Spain to Pay $500,000 Compensation to Couple Wrongfully Detained for Terrorism

– byPrince@Bladi · 2 min read
Spain to Pay $500,000 Compensation to Couple Wrongfully Detained for Terrorism

The administrative chamber of the National Court acquitted a man of Moroccan origin and his Mexican wife, arrested in 2016 for jihadist terrorism and held in custody. They will be compensated for this period of deprivation of liberty and the resulting prejudices and damages.

The couple was arrested in 2016 and held in pre-trial detention for disseminating Daesh jihadist propaganda videos on Facebook, reports El Confidencial Digital. In June 2018, the justice system sentenced the man to seven years in prison and the woman to one and a half years for jihadist indoctrination and apology for terrorism. They appealed, obtaining the annulment of this decision by the Supreme Court.

In October 2019, the National High Court issued a final judgment and acquitted the man, the judges having found "no objective data proving or allowing to affirm the existence of an act or acts of collaboration of the accused with a terrorist organization." The same goes for his wife, whose publications on Facebook, according to the judges, "do not incite violence or insurrection or the apology of terrorism or its perpetrators." Acquitted, the couple decided in 2020 to request financial compensation for the time they were unjustly detained. The Moroccan spent nearly three years (1,044 days) in prison, and his wife, about a year (333 days).

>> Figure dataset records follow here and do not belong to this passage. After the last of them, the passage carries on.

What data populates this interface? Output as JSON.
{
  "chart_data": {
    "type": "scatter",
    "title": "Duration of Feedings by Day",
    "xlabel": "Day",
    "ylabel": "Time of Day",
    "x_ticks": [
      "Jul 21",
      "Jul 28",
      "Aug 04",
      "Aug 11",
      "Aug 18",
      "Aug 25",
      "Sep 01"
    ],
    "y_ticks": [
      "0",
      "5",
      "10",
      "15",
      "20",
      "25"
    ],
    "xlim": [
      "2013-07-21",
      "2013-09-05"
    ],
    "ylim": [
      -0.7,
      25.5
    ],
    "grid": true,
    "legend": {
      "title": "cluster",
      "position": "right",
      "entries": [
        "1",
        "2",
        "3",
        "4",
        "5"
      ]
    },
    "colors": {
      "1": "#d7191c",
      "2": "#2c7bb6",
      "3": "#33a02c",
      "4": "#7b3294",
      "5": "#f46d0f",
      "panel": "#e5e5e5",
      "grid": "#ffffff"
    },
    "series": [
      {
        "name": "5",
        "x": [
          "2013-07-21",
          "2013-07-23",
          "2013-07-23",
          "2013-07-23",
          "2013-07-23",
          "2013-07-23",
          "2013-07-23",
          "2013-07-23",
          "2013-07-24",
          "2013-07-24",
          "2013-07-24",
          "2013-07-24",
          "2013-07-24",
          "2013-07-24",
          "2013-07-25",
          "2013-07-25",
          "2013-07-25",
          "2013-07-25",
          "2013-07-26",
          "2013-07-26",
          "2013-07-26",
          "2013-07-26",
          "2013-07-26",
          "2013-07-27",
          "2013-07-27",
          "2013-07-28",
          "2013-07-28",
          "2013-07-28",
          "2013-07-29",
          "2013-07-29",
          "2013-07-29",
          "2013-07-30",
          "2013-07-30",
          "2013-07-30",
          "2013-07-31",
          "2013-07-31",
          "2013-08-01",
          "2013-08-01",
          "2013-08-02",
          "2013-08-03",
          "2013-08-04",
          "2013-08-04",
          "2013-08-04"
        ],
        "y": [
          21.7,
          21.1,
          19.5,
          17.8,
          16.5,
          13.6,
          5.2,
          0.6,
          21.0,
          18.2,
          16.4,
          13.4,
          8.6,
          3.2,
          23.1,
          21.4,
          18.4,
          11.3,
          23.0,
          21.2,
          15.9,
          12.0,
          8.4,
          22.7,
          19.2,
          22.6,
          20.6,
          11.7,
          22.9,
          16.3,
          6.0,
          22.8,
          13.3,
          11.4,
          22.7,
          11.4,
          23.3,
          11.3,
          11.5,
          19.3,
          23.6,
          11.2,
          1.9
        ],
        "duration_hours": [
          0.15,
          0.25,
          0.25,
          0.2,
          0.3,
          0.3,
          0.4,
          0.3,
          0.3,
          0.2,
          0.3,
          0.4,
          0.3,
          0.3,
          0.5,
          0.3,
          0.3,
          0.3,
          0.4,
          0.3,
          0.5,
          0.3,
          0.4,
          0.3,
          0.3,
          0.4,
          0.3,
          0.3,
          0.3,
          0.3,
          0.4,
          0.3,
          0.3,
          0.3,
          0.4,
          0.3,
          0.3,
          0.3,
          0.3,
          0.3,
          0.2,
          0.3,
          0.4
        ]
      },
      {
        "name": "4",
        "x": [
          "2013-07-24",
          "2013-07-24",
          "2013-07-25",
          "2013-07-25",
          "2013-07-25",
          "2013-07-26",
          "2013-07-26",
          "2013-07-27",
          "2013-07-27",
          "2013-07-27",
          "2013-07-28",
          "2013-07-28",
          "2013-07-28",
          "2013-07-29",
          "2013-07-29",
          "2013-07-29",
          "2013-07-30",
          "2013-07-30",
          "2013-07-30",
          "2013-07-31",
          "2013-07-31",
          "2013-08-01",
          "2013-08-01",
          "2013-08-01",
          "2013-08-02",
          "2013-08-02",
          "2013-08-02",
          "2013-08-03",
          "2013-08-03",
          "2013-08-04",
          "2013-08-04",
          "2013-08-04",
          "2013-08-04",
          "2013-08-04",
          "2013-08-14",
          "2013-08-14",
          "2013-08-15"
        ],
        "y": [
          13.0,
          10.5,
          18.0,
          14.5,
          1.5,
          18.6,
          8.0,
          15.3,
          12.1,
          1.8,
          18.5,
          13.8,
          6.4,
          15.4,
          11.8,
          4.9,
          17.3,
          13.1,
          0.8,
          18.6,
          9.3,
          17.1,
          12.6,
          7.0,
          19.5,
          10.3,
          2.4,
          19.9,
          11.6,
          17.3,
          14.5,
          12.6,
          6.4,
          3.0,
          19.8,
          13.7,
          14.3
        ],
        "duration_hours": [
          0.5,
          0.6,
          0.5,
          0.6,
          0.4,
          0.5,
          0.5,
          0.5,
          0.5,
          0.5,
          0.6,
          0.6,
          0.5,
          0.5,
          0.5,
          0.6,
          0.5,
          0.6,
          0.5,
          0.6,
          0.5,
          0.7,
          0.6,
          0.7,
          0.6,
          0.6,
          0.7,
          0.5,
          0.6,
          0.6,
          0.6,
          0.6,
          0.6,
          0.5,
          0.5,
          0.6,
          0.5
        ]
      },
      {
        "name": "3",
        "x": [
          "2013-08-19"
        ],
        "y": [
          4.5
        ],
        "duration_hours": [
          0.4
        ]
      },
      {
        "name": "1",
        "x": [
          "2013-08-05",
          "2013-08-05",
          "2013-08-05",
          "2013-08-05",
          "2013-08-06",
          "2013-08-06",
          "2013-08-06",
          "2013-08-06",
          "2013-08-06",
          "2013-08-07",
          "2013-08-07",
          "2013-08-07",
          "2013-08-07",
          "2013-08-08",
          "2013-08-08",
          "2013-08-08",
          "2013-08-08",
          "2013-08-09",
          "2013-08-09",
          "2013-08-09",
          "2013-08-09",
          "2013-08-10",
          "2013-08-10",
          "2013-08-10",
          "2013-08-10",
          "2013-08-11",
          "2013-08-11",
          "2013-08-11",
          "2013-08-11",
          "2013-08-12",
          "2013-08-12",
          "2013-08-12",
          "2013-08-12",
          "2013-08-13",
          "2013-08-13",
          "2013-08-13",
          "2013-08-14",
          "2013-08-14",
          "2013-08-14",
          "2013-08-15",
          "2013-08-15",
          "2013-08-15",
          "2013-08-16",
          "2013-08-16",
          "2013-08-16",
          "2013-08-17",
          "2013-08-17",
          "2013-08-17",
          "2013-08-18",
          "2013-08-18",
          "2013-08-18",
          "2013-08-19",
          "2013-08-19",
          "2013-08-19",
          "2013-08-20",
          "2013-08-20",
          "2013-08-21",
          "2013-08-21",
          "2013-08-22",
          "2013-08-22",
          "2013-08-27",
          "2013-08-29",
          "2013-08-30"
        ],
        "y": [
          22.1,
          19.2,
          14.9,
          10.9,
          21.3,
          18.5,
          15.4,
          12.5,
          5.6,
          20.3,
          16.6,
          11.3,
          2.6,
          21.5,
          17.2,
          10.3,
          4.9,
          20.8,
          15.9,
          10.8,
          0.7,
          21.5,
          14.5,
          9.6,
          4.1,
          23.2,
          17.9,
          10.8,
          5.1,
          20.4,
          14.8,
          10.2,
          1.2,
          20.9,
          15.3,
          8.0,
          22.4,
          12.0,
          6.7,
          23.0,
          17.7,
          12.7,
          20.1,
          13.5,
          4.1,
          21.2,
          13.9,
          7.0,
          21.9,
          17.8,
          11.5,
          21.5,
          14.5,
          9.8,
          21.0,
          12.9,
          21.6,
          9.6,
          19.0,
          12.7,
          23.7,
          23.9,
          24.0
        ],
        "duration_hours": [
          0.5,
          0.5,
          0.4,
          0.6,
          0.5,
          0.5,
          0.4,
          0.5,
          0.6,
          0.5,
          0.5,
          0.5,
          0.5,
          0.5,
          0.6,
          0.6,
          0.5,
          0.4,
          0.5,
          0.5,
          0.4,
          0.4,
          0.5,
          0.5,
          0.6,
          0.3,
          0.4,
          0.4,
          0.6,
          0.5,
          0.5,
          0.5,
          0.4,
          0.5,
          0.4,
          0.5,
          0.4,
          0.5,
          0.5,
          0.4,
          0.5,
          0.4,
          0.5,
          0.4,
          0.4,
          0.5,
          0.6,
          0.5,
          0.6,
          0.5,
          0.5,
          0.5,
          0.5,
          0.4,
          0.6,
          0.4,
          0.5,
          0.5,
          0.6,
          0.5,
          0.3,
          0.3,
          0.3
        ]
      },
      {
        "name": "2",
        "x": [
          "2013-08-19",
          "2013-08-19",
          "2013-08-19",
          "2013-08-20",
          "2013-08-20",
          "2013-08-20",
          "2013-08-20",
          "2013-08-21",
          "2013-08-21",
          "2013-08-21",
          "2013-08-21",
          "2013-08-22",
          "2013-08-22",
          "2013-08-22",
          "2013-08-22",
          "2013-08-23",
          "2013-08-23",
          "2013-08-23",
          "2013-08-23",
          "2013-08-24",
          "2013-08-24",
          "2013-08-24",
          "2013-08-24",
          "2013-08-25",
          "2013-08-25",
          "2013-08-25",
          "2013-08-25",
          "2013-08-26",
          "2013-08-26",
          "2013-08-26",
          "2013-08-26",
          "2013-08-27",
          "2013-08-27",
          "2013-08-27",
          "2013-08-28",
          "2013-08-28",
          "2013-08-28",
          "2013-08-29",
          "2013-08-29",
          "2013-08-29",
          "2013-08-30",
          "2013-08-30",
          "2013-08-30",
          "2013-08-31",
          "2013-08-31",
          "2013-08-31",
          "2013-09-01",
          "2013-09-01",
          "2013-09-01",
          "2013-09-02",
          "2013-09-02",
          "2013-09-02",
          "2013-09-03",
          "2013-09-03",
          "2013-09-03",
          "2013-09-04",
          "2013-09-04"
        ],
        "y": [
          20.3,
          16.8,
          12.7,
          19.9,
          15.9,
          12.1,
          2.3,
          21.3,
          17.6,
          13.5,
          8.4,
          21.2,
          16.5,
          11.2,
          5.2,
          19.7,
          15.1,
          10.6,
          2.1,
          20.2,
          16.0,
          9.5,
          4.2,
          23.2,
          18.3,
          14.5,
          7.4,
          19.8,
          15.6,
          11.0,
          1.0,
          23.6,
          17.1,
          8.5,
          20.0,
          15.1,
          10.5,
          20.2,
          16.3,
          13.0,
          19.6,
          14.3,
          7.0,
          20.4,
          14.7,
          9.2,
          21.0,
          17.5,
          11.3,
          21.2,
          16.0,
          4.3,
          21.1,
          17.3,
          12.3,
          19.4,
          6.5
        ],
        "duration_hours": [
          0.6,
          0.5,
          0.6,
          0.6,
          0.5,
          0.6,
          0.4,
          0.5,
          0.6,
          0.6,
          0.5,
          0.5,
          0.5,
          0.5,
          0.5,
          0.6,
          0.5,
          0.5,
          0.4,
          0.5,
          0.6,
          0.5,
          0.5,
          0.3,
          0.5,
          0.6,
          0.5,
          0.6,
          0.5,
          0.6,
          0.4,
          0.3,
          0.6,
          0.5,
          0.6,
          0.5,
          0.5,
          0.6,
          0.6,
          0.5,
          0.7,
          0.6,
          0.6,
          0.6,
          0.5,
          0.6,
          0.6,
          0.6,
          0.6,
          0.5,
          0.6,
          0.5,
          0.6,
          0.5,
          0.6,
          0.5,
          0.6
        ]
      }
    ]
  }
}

The couple filed an appeal before the National Court to denounce a malfunction of the administration of justice and requested to be compensated for the "substantial damages" suffered. They argue that before being arrested, the Moroccan was earning 3,642 euros per month, which allowed them to cover their needs and those of their 4-year-old and 1-year-old children, including their schooling. During his detention, the man says he "stopped receiving 125,042 euros in salary," having lost his job.

For these damages at the professional, personal and family level, not to mention the damage to their public image that had been "totally destroyed" because of the publications on their arrest and conviction in which they were treated as "jihadists", the couple requested that the State pay them 739,478.64 euros, or 534,676.34 euros for the man and 204,803.30 euros for the woman. The judges accepted the request for compensation, but reduced the amount requested by the couple. Recognizing the "moral prejudice" suffered by them and their children, added to the "significant psychiatric and psychological damages", they ordered the State to pay 450,886 euros to the man and 45,000 euros to the woman.